The “matrimonial home” has a special significance in the context of a separation. The “matrimonial home” is the home that is ordinarily occupied by married spouses as their family residence at the time of separation.
The concept of a “matrimonial home” only applies to married spouses and not common law couples. The family residence will be considered a matrimonial home even if it is owned by one spouse, in his or her sole name. It is also possible to have more than one matrimonial home at the time of separation. For example, family cottages can be considered matrimonial homes if certain requirements are met.

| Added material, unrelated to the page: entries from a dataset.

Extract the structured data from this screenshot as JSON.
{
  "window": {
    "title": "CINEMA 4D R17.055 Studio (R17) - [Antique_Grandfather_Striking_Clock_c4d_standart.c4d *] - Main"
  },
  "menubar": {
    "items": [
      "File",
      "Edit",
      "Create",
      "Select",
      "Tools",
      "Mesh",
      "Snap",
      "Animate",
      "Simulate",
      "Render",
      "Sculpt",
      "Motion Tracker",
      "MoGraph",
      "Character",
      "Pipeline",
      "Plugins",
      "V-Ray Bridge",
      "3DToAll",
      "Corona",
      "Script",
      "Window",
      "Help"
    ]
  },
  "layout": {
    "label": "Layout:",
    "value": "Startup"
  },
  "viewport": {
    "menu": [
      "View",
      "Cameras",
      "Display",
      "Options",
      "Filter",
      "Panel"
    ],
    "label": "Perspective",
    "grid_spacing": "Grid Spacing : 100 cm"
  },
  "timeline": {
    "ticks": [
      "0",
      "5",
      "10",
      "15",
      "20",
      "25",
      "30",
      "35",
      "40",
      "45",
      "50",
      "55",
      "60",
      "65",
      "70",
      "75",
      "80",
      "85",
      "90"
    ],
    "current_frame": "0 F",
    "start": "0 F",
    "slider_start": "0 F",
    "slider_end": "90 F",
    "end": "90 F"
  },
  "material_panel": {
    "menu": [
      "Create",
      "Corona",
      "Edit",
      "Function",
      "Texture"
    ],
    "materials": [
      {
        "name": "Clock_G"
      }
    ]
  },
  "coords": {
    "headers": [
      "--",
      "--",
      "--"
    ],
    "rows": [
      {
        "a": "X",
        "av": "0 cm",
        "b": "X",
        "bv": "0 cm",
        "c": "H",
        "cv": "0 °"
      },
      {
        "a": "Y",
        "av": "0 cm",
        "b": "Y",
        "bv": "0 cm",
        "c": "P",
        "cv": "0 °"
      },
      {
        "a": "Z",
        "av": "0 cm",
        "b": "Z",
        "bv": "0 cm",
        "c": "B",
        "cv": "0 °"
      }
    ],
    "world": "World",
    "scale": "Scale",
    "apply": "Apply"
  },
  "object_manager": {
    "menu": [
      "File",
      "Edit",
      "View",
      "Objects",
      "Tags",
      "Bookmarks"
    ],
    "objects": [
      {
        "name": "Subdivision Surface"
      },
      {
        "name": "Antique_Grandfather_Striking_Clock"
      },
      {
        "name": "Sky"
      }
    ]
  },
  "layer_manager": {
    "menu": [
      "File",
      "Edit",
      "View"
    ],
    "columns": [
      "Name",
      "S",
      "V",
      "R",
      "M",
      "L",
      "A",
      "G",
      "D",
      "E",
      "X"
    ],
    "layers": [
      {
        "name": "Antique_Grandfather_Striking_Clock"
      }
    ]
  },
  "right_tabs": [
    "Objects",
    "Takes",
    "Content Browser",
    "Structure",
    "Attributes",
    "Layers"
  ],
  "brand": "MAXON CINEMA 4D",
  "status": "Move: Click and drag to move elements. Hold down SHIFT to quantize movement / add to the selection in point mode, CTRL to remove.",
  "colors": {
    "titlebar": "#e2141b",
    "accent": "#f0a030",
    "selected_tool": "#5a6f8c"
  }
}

Unless there is a court order or agreement that provides otherwise, both spouses have a right to equal possession of the matrimonial home and to live in the home. Neither spouse can sell, dispose of or encumber the matrimonial home without the consent of the other. This is the case even where one spouse is the registered legal owner of the home. This means that the owner spouse cannot do things like change the locks, require the non-owning spouse to move out, or sell the home without an agreement or court order.
Also, unlike other assets, if one spouse brings the “matrimonial home” into the marriage and the same home is still the matrimonial home at the time of separation, the spouse who originally owned the home before the date of marriage receives no credit for the equity in the house that he or she brought to the marriage when determining the equalization payment owed by one spouse to the other. This legislated exception can have a very significant financial impact on the equalization calculation.
Only if the original home is sold, and there is a new matrimonial home at the time of separation, is the spouse who brought the original home into the marriage allowed to include the value of the original home in calculating his or her assets owned on the date of marriage.
It is also important to know that while any gift to a spouse from a third party, such as an inheritance, is generally excluded from the calculation of a spouse’s net assets owned on the date of separation, if the gift is put into the matrimonial home, for example, to pay down the mortgage or renovate, the exclusion is lost. If you are contemplating marriage and already own a home, you should get legal advice to determine if you should take some steps to protect the value of the home in the event of marriage breakdown.